We present a compact microfluidic flowmeter based on Fabry-Perot interferometer (FPI). The FPI was composed by a pair of fiber Bragg grating reflectors and a micro Co2+-doped optical fiber cavity, acting as a “hot-wire” sensor. Microfluidic channels made from commercial silica capillaries were integrated with the FPIs on a chip to realize flow-rate sensing system. By utilizing a tunable pump laser with wavelength of 1480 nm, the proposed flowmeter was experimentally demonstrated. The flow rate of the liquid sample is determined by the induced resonance wavelength shift of the FPI. The effect of the pump power, microfluidic channel scale and temperature on the performance of our flowmeter was investigated. The dynamic response was also measured under different flow-rate conditions. The experimental results achieve a sensitivity of 70 pm/(μL/s), a dynamic range up to 1.1 μL/s and response time in the level of seconds, with a spatial resolution ~200 μm. Such good performance renders the sensor a promising supplementary component in microfluidic biochemical sensing system. Furthermore, simulation modal was built up to analyze the heat distribution of the “hot-wire” cavity and optimize the FPI structure as well.
© 2015 Optical Society of America
Driven by the minimization of the bio-chemical reaction process and the development of micro-fabrication technology, microfluidics has been fast developed and widely used in chemical analysis, bio-sensing, cell biology applications [1–3]. Especially in the realms replying on precise flow rate controlling, such as particle counting/separation or sample mixing, microfluidic technology has become a powerful tool, which not only can realize local and real time flow rate detection, but also has the merit of high sensitivity and wide dynamic sensing range [4–11]. One well-known microfluidic flow rate detection system is the micro-electro-mechanical systems (MEMS), mainly relying on electrical and mechanical detection schemes, by measurement of thermal transfer [4–6], electrical admittance [7–10], cantilever deflection  and so on. Although MEMS provides us a promising approach with high integration and impressive performance, its high cost and complicated fabrication process limit its use in most biological and chemical laboratories.
Due to its immune to electromagnetics, resistance to chemical erosion, high sensitivity and emote operation ability, fiber optical component integrated microfluidic device has attracted much attention in recent years. Varieties of fiber-optic flowmeters have been proposed based on different working principles [12–14]. An easy example is by measuring the light reflection at the liquid/air interface in an opened microfluidic channel, which exhibits high sensitivity and dynamic range from nL/s to several μL/s . But the unstable design makes it suffered from fluctuation of the fluidic level. Lien et al. proposed a microfiber-tip cantilever transducer integrated in a 750 μm wide microfluidic channel. By monitoring the intensity of light coupled from the microfiber tip to the receiving fiber, a flow rate detection limit of ~0.12 μL/s and an ultra-wide dynamic range up to 1500 μL/min were achieved . However, accurate alignment should be carried out during fabrication, which increases the integration difficulty. Meanwhile the immersed cantilever itself is an obstacle to the flow and is prone to vibration and pollution.

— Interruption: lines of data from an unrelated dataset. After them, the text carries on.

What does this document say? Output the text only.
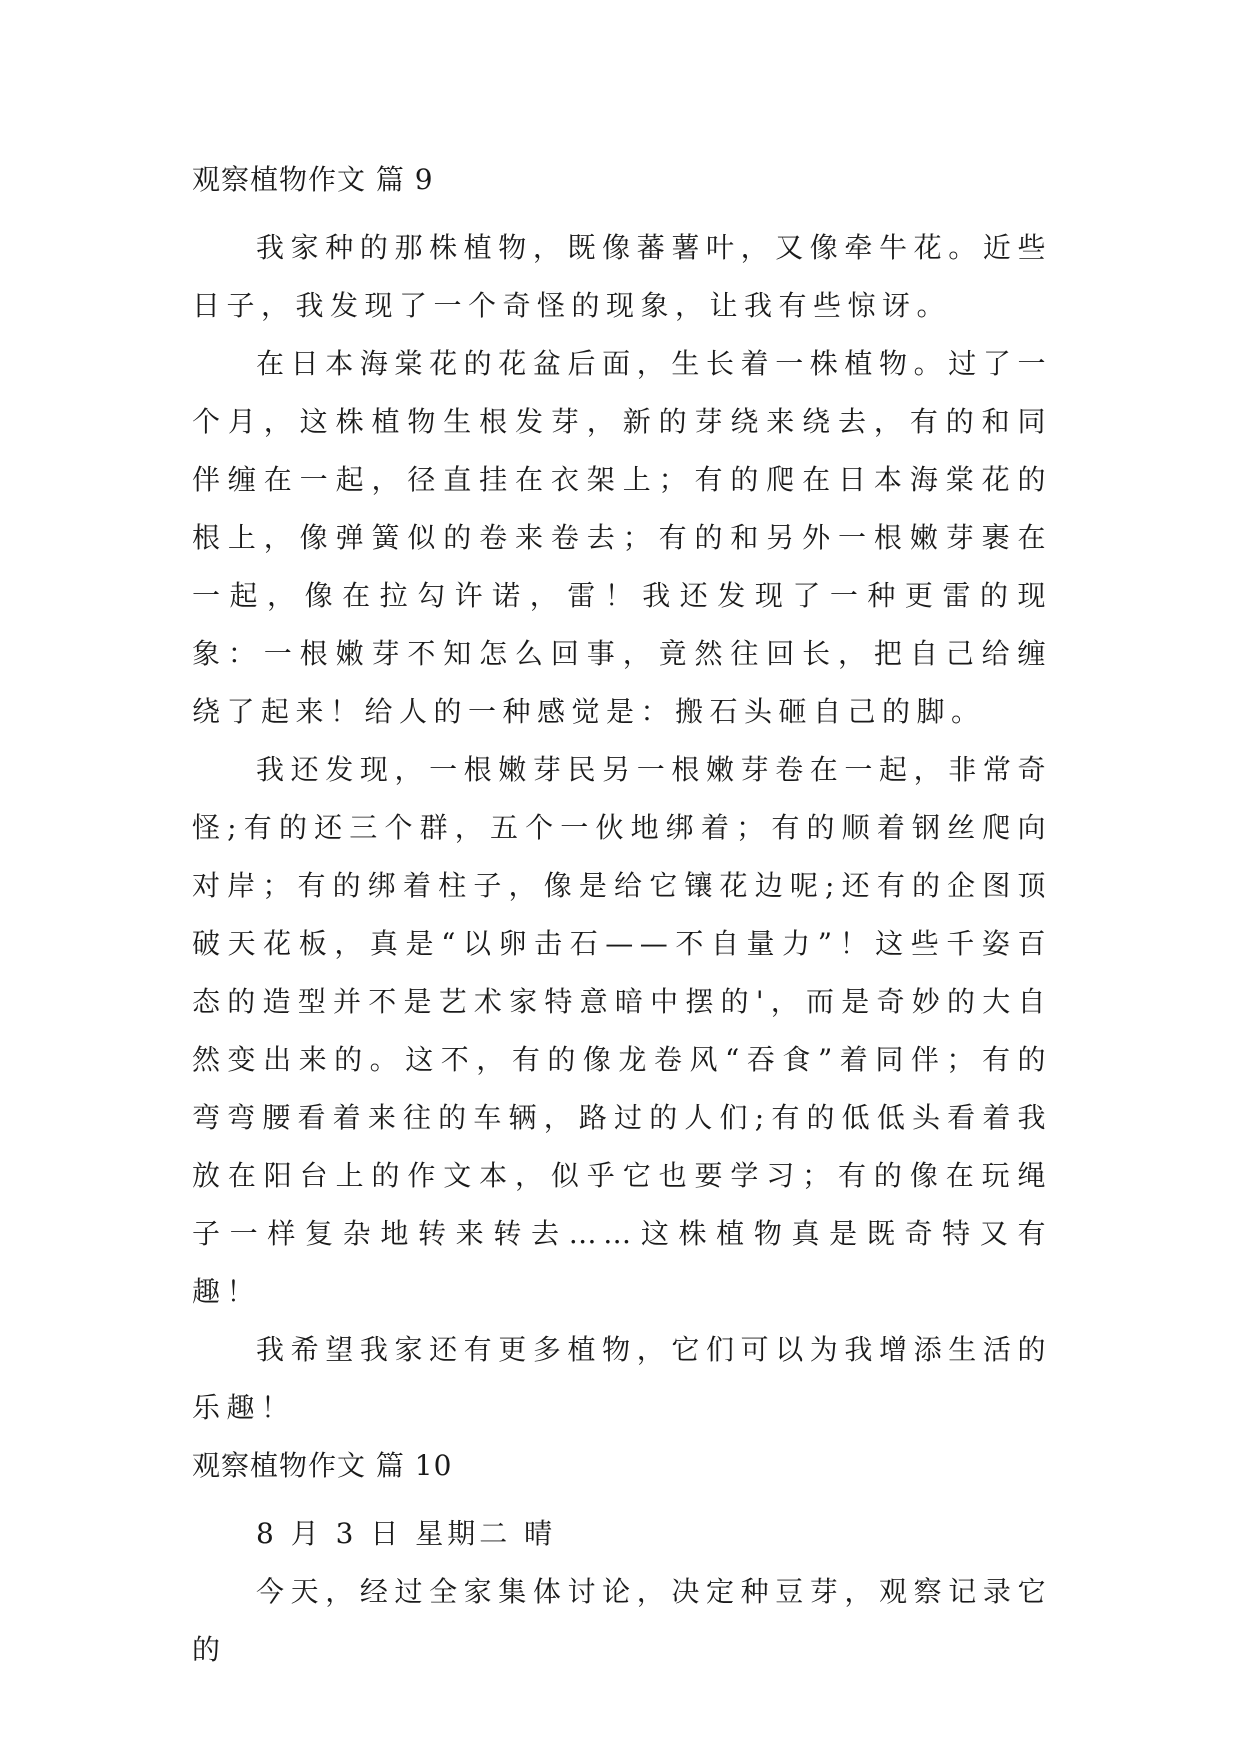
观察植物作文 篇 9

我家种的那株植物，既像蕃薯叶，又像牵牛花。近些日子，我发现了一个奇怪的现象，让我有些惊讶。

在日本海棠花的花盆后面，生长着一株植物。过了一个月，这株植物生根发芽，新的芽绕来绕去，有的和同伴缠在一起，径直挂在衣架上；有的爬在日本海棠花的根上，像弹簧似的卷来卷去；有的和另外一根嫩芽裹在一起，像在拉勾许诺，雷！我还发现了一种更雷的现象：一根嫩芽不知怎么回事，竟然往回长，把自己给缠绕了起来！给人的一种感觉是：搬石头砸自己的脚。

我还发现，一根嫩芽民另一根嫩芽卷在一起，非常奇怪;有的还三个群，五个一伙地绑着；有的顺着钢丝爬向对岸；有的绑着柱子，像是给它镶花边呢;还有的企图顶破天花板，真是“以卵击石——不自量力”！这些千姿百态的造型并不是艺术家特意暗中摆的'，而是奇妙的大自然变出来的。这不，有的像龙卷风“吞食”着同伴；有的弯弯腰看着来往的车辆，路过的人们;有的低低头看着我放在阳台上的作文本，似乎它也要学习；有的像在玩绳子一样复杂地转来转去……这株植物真是既奇特又有趣！

我希望我家还有更多植物，它们可以为我增添生活的乐趣！

观察植物作文 篇 10

8 月 3 日 星期二 晴

今天，经过全家集体讨论，决定种豆芽，观察记录它的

Optical fiber “hot-wire” has been demonstrated a promising and compact heater as a key part of anemometry [15–19]. There are two kinds of “hot wire”. One is the metal coated optical fiber, in which the pump laser is coupled into the cladding and absorbed by the metal coating [15, 16]. The other one is the high-attenuation fiber (HAF), in which the incident light is nonradiatively absorbed by the Co2+-doped fiber core and transferred into heat [17, 18]. Lately Liu et al. expends the “hot wire” application into microfluidic field. A novel and compact microfluidic flowmeter was presented by using self-heated microfiber Bragg grating (μFBG) inscribed on a HAF with a minimum detectable flow rate of ∼16 nL/s . However the integration requires a second drawing process which puts forward extra cost and FBG fabrication demands. Meanwhile the centimeter-long μFBG suffers chirped problem  and low spatial resolution for local flow rate detection.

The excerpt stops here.